Depuis le 27 Octobre dernier, on sait que Lou Reed n'écrira plus jamais de textes ni de musique.

C'est forcément dans l'ordre des choses mais suffisamment triste quand même pour se remémorer la qualité particulière de son travail d'artiste (et vouloir en parler autour de soi, ce qui me ramène ici).

Décrire sa musique serait trop aventureux : peu réductible aux mots, elle sera de toute façon très diversement appréciée selon les préférences de chacun.

Mais, ses textes, donc.

Il y utilise beaucoup l'ample matière que lui offre sa vie chaotique et particulière : il sombre, se relève, retombe et c'est un peu sans fin.

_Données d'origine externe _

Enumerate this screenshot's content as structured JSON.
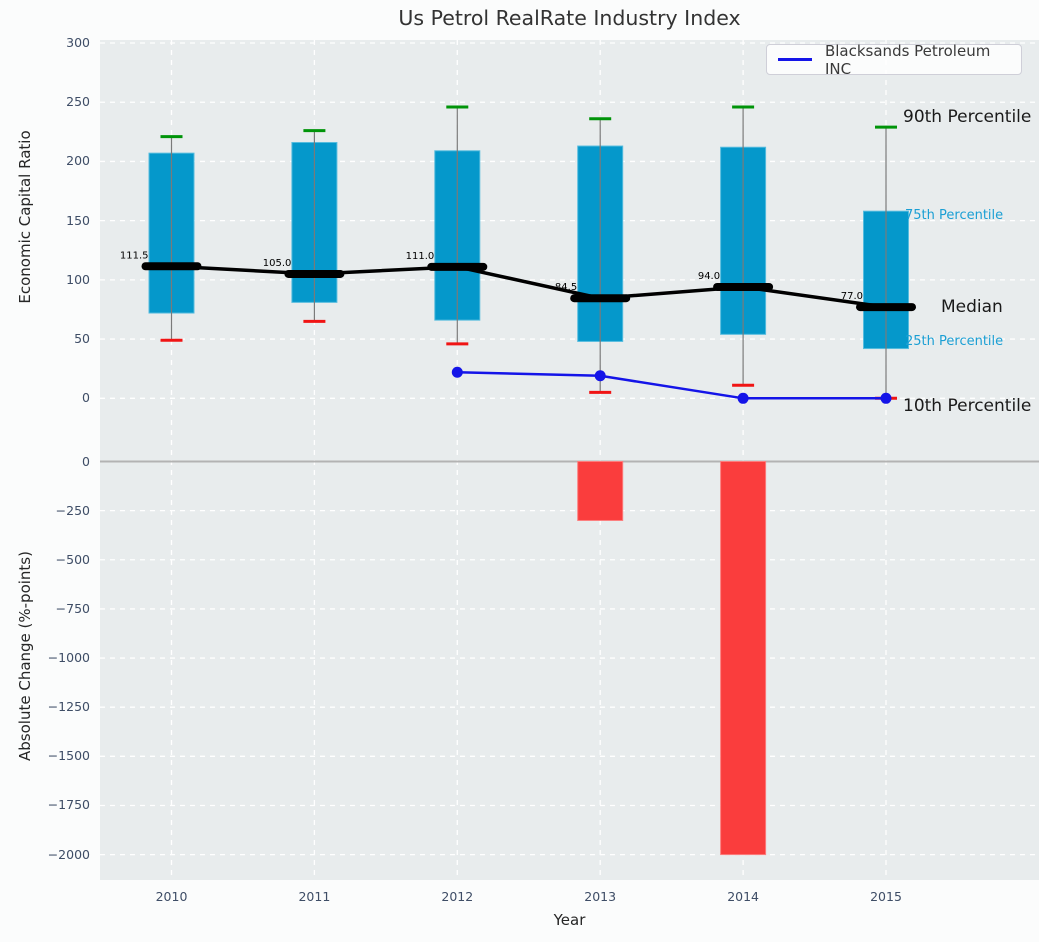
{
  "title": "Us Petrol RealRate Industry Index",
  "legend": {
    "label": "Blacksands Petroleum INC"
  },
  "annotations": {
    "p90": "90th Percentile",
    "p75": "75th Percentile",
    "median": "Median",
    "p25": "25th Percentile",
    "p10": "10th Percentile"
  },
  "colors": {
    "figure_bg": "#fbfcfc",
    "axes_bg": "#e8eced",
    "grid": "#ffffff",
    "tick_text": "#3e4d66",
    "box_fill": "#0598cb",
    "box_edge": "#56bcde",
    "median_marker": "#000000",
    "median_line": "#000000",
    "whisker": "#7a7a7a",
    "cap_high": "#009409",
    "cap_low": "#f01414",
    "company_line": "#1414e8",
    "bar_fill": "#fa3d3d",
    "bar_edge": "#fd7d7d",
    "zero_line": "#b3b3b3",
    "percentile_text": "#1b9fd4"
  },
  "chart_data": [
    {
      "type": "box",
      "title": "Us Petrol RealRate Industry Index",
      "ylabel": "Economic Capital Ratio",
      "ylim": [
        0,
        300
      ],
      "yticks": [
        300,
        250,
        200,
        150,
        100,
        50,
        0
      ],
      "grid": true,
      "legend_position": "upper right",
      "categories": [
        2010,
        2011,
        2012,
        2013,
        2014,
        2015
      ],
      "boxes": [
        {
          "year": 2010,
          "p90": 221,
          "p75": 207,
          "median": 111.5,
          "p25": 72,
          "p10": 49
        },
        {
          "year": 2011,
          "p90": 226,
          "p75": 216,
          "median": 105.0,
          "p25": 81,
          "p10": 65
        },
        {
          "year": 2012,
          "p90": 246,
          "p75": 209,
          "median": 111.0,
          "p25": 66,
          "p10": 46
        },
        {
          "year": 2013,
          "p90": 236,
          "p75": 213,
          "median": 84.5,
          "p25": 48,
          "p10": 5
        },
        {
          "year": 2014,
          "p90": 246,
          "p75": 212,
          "median": 94.0,
          "p25": 54,
          "p10": 11
        },
        {
          "year": 2015,
          "p90": 229,
          "p75": 158,
          "median": 77.0,
          "p25": 42,
          "p10": 0
        }
      ],
      "median_labels": [
        "111.5",
        "105.0",
        "111.0",
        "84.5",
        "94.0",
        "77.0"
      ],
      "series": [
        {
          "name": "Blacksands Petroleum INC",
          "x": [
            2012,
            2013,
            2014,
            2015
          ],
          "y": [
            22,
            19,
            0,
            0
          ]
        }
      ]
    },
    {
      "type": "bar",
      "ylabel": "Absolute Change (%-points)",
      "xlabel": "Year",
      "ylim": [
        -2000,
        0
      ],
      "yticks": [
        0,
        -250,
        -500,
        -750,
        -1000,
        -1250,
        -1500,
        -1750,
        -2000
      ],
      "grid": true,
      "categories": [
        2010,
        2011,
        2012,
        2013,
        2014,
        2015
      ],
      "values": [
        null,
        null,
        null,
        -300,
        -2000,
        null
      ]
    }
  ]
}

Il gardera toujours une tendresse toute spéciale pour ceux qui évoluent à la marge (son titre le plus connu, Walk on the Wild Side, est une sorte d'improbable carnaval où défilent des figures du milieu new-yorkais de la drogue et de la prostitution). Il restera toujours extrêmement fasciné par la cohorte des perdants magnifiques, dont il a le sentiment de faire partie, à sa manière.

Ce qu'il dit de la drogue ressemble à ce qu'il dit de l'amour et réciproquement(1). Dans les deux cas, une phase d'exaltation intense (I feel just like Jesus'Son dans le titre Heroin), suivie d'une brusque et douloureuse « descente » (She'll build you up to just put you down, dans Femme Fatale). Il n'occulte pas non plus ce qu'ils peuvent avoir d'occasionnellement sordide. (You can hit me all you want to/But I don't love you anymore, dans Caroline says II)

Pourtant, sans être dupe de leur imperfection, il trouve en eux la possibilité d'échapper à une réalité qu'il trouve trop violente, parvenant ainsi, artificiellement certes, à un état d'indifférence (ou de transcendance) parfaite où les aléas et les injustices du monde ne sont plus qu'une écume sans importance (comme il le décrit par exemple dans la chanson Men of good fortune)

Men of good fortune, often cause empires to fall
While men of poor beginnings, often can't do anything at all
[… ]
And me, I just don't care at all

Le temps passant, il est pourtant rattrapé par le chagrin lié à la disparition de certains de ses proches amis. Il n'accepte pas l'idée de la perte, la sensation que tout continue comme avant alors qu'en fait tout devrait s'arrêter (c'est un thème récurrent dans ses albums les plus récents, comme par exemple dans le titre Halloween Parade).

Evidemment, la noirceur de son propos peut rebuter à certains égards mais ce serait quand même dommage de s'en tenir à cela : à la manière de John Fante, Charles Bukowski ou encore Hubert Selby Jr, ces grands écrivains qui utilisent leur histoire personnelle pour exprimer un certain envers du rêve américain, il a ce style simple, dépouillé et sans complaisance, qui refuse d'enjoliver la réalité pour plaire ou distraire. Il cherche plutôt à rester fidèle à sa propre vérité, même lorsqu'elle s'éloigne dramatiquement des sentiers rassurants de la normalité.

Et, même s'il se décrit dans la chanson éponyme comme An average guy, il est permis d'apprécier pleinement ce type précis de médiocrité, libre et talentueuse.


  1. (1) Par exemple, la chanson A Perfect day décrit-elle le sentiment de quelqu'un de très épris ou de très héroïnomane ? Il y a les tenants des deux thèses.